Other trials have examined the duration of the immune response stimulated by human papillomavirus vaccination (HPV) and the safety and efficacy of an Anthrax vaccine. Perhaps most visible, though, was the Hope Clinic’s role in responding to the 2014 outbreak of Ebola in West Africa, the largest ever recorded. As Emory Hospital cared for the first patients with Ebola virus ever to be treated in the US, the Hope Clinic began work on a NIH-sponsored clinical trial of an experimental Ebola vaccine, one of just three centers selected for the job.

Even as its objectives broaden, the Hope Clinic remains deeply committed to developing an HIV vaccine. “There is a great need in our own city,” says Mulligan. “HIV is still a serious problem in Atlanta, particularly among young, gay black men.” Research has shown that some ten percent of gay African American men in Atlanta are becoming infected with HIV every year—“a real public health emergency,” he says. “So we have a strong commitment to this work.”
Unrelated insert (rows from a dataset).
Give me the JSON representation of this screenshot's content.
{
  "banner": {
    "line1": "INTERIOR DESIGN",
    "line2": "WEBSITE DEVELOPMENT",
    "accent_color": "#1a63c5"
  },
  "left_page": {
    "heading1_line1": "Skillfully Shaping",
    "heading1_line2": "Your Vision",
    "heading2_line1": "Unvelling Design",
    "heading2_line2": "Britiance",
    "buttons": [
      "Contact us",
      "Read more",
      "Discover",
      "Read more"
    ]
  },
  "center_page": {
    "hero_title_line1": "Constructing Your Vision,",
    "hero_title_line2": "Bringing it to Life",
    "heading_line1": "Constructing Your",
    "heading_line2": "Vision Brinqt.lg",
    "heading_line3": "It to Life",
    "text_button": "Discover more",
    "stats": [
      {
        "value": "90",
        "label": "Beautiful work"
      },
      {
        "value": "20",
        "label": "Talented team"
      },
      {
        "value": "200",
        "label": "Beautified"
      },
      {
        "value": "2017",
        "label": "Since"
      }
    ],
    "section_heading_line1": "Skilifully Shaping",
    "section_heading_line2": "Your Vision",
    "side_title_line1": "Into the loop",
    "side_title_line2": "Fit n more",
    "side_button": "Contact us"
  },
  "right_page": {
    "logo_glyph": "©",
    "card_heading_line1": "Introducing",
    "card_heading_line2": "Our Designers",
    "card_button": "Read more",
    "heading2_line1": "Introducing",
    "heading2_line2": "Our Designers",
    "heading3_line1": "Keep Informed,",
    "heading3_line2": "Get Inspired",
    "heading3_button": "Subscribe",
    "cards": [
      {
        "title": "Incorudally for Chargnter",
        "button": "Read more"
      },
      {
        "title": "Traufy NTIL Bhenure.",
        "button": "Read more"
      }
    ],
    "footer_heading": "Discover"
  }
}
That work includes continued testing of candidate HIV vaccines in the Hope Clinic’s capacity, along with the CDC and additional clinical research sites in Atlanta, Kenya, and Thailand, as an NIH-sponsored Clinical Trials Unit (CTU)—one of thirty-seven responsible for implementing the scientific agenda of the NIH international HIV/AIDS clinical research network. With expected core funding of $12.5 million, the seven-year designation significantly boosts Emory’s clinical trials work in HIV/AIDS, allowing researchers to move forward with studies vital to the search for a vaccine.
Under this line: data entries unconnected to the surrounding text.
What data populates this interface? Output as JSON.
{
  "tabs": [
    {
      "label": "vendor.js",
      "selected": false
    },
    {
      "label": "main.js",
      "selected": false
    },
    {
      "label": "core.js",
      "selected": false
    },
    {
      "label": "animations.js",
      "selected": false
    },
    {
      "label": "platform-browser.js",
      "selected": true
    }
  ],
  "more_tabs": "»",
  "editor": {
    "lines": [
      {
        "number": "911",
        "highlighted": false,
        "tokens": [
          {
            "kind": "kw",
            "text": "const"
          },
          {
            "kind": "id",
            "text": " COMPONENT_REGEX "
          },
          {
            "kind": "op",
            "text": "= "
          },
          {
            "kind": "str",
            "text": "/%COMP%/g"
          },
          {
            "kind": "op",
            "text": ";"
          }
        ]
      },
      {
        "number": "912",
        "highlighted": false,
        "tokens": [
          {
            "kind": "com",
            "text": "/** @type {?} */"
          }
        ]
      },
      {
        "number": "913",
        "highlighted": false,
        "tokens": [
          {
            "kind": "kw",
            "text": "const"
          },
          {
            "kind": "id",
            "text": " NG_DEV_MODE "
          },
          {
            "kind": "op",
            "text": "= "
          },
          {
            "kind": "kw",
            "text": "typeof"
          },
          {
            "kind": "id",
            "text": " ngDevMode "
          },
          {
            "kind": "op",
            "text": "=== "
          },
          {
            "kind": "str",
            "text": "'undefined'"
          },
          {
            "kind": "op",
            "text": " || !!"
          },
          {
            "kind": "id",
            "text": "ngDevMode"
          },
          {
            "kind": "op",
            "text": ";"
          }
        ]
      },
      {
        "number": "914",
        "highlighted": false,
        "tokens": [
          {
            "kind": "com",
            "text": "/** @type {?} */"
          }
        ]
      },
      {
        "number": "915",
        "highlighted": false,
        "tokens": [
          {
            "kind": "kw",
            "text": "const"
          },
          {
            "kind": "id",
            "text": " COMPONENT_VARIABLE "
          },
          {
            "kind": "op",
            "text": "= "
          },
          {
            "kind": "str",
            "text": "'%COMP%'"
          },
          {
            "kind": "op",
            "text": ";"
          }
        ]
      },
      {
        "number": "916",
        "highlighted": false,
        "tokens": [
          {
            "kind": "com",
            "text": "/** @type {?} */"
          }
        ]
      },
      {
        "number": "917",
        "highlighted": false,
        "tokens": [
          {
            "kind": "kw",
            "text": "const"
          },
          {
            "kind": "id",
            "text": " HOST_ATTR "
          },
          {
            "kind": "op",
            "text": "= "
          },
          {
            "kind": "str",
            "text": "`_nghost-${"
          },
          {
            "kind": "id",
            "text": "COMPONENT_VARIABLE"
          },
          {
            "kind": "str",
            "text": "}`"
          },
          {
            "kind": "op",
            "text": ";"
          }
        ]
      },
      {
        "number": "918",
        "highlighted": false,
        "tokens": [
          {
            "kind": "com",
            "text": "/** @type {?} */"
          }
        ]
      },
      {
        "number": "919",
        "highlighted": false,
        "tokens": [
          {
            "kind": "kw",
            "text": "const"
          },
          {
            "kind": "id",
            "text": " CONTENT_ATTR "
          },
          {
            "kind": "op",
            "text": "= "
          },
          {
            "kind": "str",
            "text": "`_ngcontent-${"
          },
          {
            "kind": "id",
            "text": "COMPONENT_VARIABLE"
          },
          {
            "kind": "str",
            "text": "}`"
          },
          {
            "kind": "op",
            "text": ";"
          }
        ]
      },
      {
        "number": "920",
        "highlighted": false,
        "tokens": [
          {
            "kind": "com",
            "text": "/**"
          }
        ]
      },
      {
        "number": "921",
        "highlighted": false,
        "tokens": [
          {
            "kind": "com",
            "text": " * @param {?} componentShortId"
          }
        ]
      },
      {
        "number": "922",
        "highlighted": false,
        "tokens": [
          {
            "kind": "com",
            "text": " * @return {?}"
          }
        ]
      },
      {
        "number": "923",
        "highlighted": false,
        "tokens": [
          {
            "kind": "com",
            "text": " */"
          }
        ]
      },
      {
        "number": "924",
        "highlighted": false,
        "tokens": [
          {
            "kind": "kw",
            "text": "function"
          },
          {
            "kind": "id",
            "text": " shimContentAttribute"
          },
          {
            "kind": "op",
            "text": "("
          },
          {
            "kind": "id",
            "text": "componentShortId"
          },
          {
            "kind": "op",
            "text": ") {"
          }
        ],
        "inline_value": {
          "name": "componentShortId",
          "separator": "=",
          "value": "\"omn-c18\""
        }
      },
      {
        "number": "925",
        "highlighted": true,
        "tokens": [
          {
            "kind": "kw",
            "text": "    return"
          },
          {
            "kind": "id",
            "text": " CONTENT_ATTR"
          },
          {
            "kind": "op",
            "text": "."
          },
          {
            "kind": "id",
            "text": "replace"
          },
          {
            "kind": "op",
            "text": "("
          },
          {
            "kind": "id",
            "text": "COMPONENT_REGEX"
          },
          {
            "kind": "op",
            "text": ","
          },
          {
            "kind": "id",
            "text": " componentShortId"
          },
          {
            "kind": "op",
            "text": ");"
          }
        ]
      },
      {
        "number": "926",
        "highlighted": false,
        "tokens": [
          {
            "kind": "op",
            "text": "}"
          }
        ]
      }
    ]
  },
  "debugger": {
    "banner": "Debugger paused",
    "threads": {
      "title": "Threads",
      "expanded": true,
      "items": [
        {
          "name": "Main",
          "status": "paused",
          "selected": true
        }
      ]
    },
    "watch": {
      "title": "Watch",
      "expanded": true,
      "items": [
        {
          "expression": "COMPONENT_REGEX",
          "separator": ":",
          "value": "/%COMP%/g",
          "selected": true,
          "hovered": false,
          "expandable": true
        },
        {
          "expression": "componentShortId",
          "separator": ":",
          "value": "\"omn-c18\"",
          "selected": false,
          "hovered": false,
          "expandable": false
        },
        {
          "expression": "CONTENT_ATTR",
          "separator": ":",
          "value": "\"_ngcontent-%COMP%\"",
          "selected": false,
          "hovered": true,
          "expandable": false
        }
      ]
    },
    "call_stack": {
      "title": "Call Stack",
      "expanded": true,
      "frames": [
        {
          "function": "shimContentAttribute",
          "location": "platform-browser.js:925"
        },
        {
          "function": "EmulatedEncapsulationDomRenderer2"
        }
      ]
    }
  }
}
One of the most exciting of those is the AMP (Antibody Mediated Prevention) study. The trial, which is set to begin in the spring, will be the first to investigate whether broadly neutralizing antibodies (BNABs)—those capable of detecting not just one but many different strains of the virus, and stopping them from entering and infecting a cell—are as protective in humans as they’ve been shown to be in nonhuman primates.

“We will deliver to higher-risk gay men here in Atlanta an antibody infusion every other month, and then we’ll follow those individuals,” says Mulligan. To clarify, he adds, the question isn’t whether everyone in the world should be given antibody infusions every month. “But if we can show that providing BNABs does protect humans, that would tell us we really do need to figure out how to induce this response with a vaccine. We still don’t know how to do that.”
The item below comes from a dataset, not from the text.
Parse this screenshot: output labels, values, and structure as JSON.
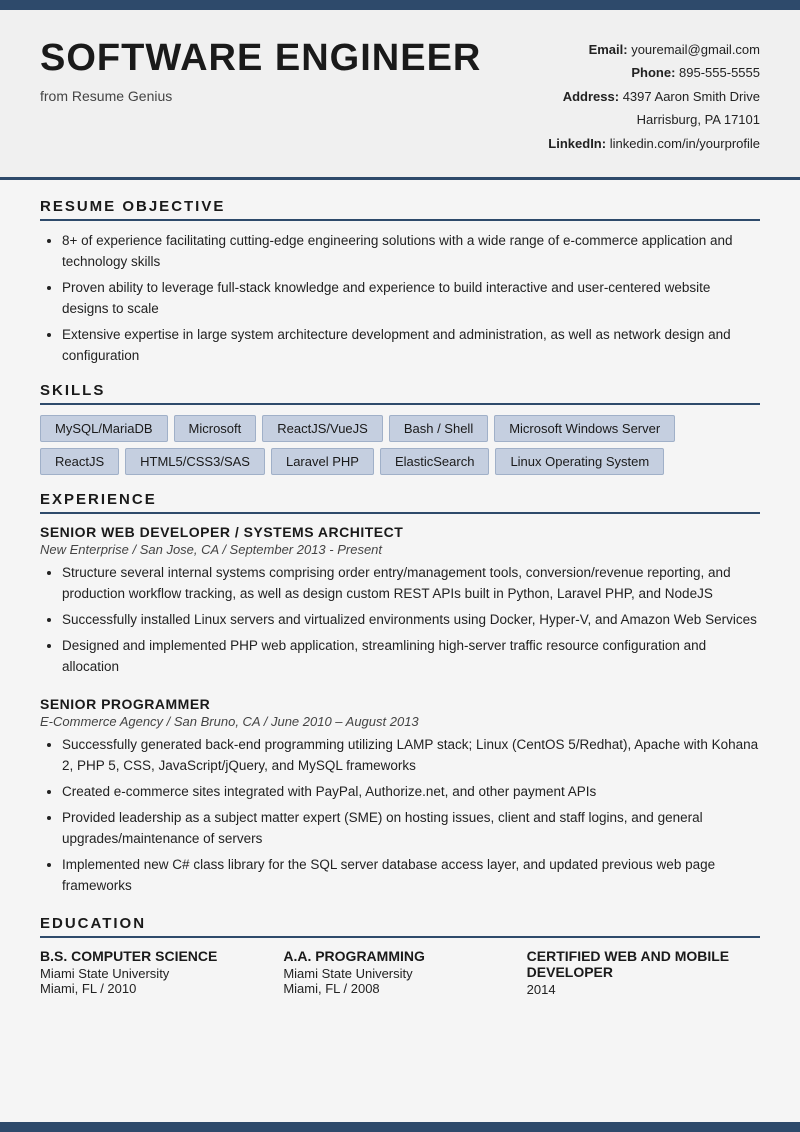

In previous studies, researchers gave monkeys infusions of BNABs before making repeated attempts to infect them with strains of SHIV, a version of HIV adapted for use in lab monkeys. After the BNABs protected the monkeys, confidence grew that the technique could work in humans.
Mulligan cautions against excess optimism. “With each step further away in the evolutionary chain, there are more and more questions about how relevant they are. So there is a degree of confidence, but there is also appropriate reservation, given the history.”

But if we borrow a page from Elena Conis’s book—and her theory that the public’s response to new immunizations is driven largely by attitudes toward the diseases they prevent—we can expect that the successful development of an HIV vaccine will one day take its place among the greatest triumphs in public health history.